Он снова взялся за рукоятку. Несколько мгновений помедлил, словно припоминая мотив. Нана был самым искусным пулеметчиком в нашем полку. В пулеметную очередь он умел вкладывать ритм и мелодию. Нана опять нажал спусковой крючок, и редкая, торопливая, прерывистая дробь пулемета зазвучала то нежно, то бравурно. Ночь ответила неожиданно гулким эхом. Трассирующие пули образовали светящийся мост между нашими позициями и русскими. Но их пулеметы на этот раз не ответили. На советской стороне продолжала царить все та же настороженная тишина. Зато бешено застрекотали немецкие пулеметы справа от нас. В одно мгновение сотни и тысячи винтовок и пулеметов открыли яростный, но слепой огонь, подстрекнув и орудия, которые тяжело и свирепо забухали сзади, со стороны Струнги.
- Ага, - удовлетворенно вырвалось у Наны. - Прорвало немцев. - И добавил со злой усмешкой: - Трусят.
Советские пулеметы ни единым выстрелом не ответили и на ураганный огонь немцев.

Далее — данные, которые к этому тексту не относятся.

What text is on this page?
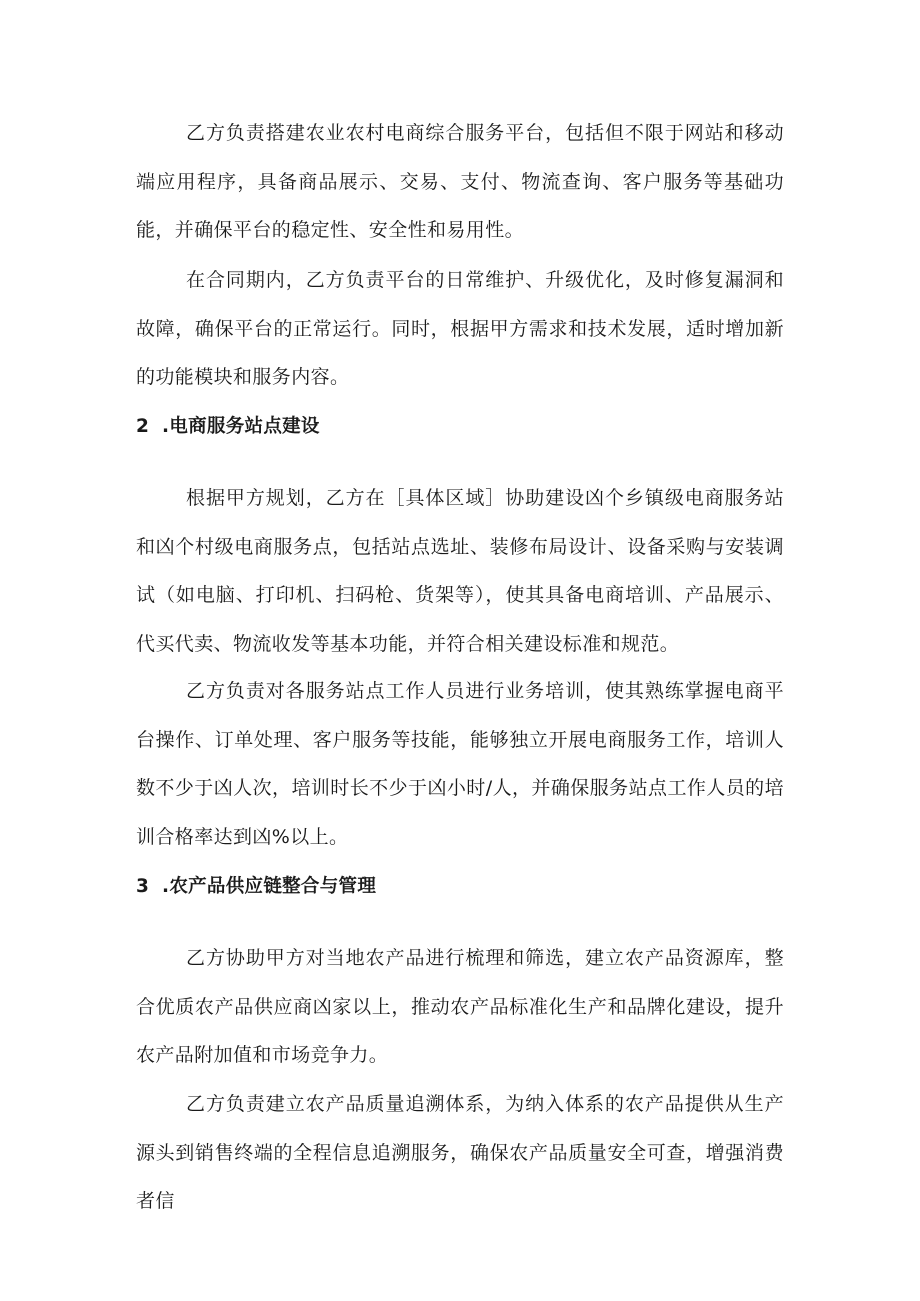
乙方负责搭建农业农村电商综合服务平台，包括但不限于网站和移动端应用程序，具备商品展示、交易、支付、物流查询、客户服务等基础功能，并确保平台的稳定性、安全性和易用性。

在合同期内，乙方负责平台的日常维护、升级优化，及时修复漏洞和故障，确保平台的正常运行。同时，根据甲方需求和技术发展，适时增加新的功能模块和服务内容。

2 .电商服务站点建设

根据甲方规划，乙方在［具体区域］协助建设凶个乡镇级电商服务站和凶个村级电商服务点，包括站点选址、装修布局设计、设备采购与安装调试（如电脑、打印机、扫码枪、货架等），使其具备电商培训、产品展示、代买代卖、物流收发等基本功能，并符合相关建设标准和规范。

乙方负责对各服务站点工作人员进行业务培训，使其熟练掌握电商平台操作、订单处理、客户服务等技能，能够独立开展电商服务工作，培训人数不少于凶人次，培训时长不少于凶小时/人，并确保服务站点工作人员的培训合格率达到凶%以上。

3 .农产品供应链整合与管理

乙方协助甲方对当地农产品进行梳理和筛选，建立农产品资源库，整合优质农产品供应商凶家以上，推动农产品标准化生产和品牌化建设，提升农产品附加值和市场竞争力。

乙方负责建立农产品质量追溯体系，为纳入体系的农产品提供从生产源头到销售终端的全程信息追溯服务，确保农产品质量安全可查，增强消费者信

Если бы не приглушенный, тревожный рокот, который снова явственно донесся со стороны русских позиций, можно было подумать, что там никого нет.
Нана остался у пулемета, а я вернулся на кукурузное поле.
Странное охватило меня чувство: по-прежнему владел мной страх, я ощущал свое бессилие, но, все более и более разгораясь, в душе затеплилась слабая искорка надежды. Впервые в эту минуту я осознал, что безмолвие советского фронта - признак силы и уверенности русских в себе, свидетельство их несокрушимой мощи. Это и пугало, и радовало.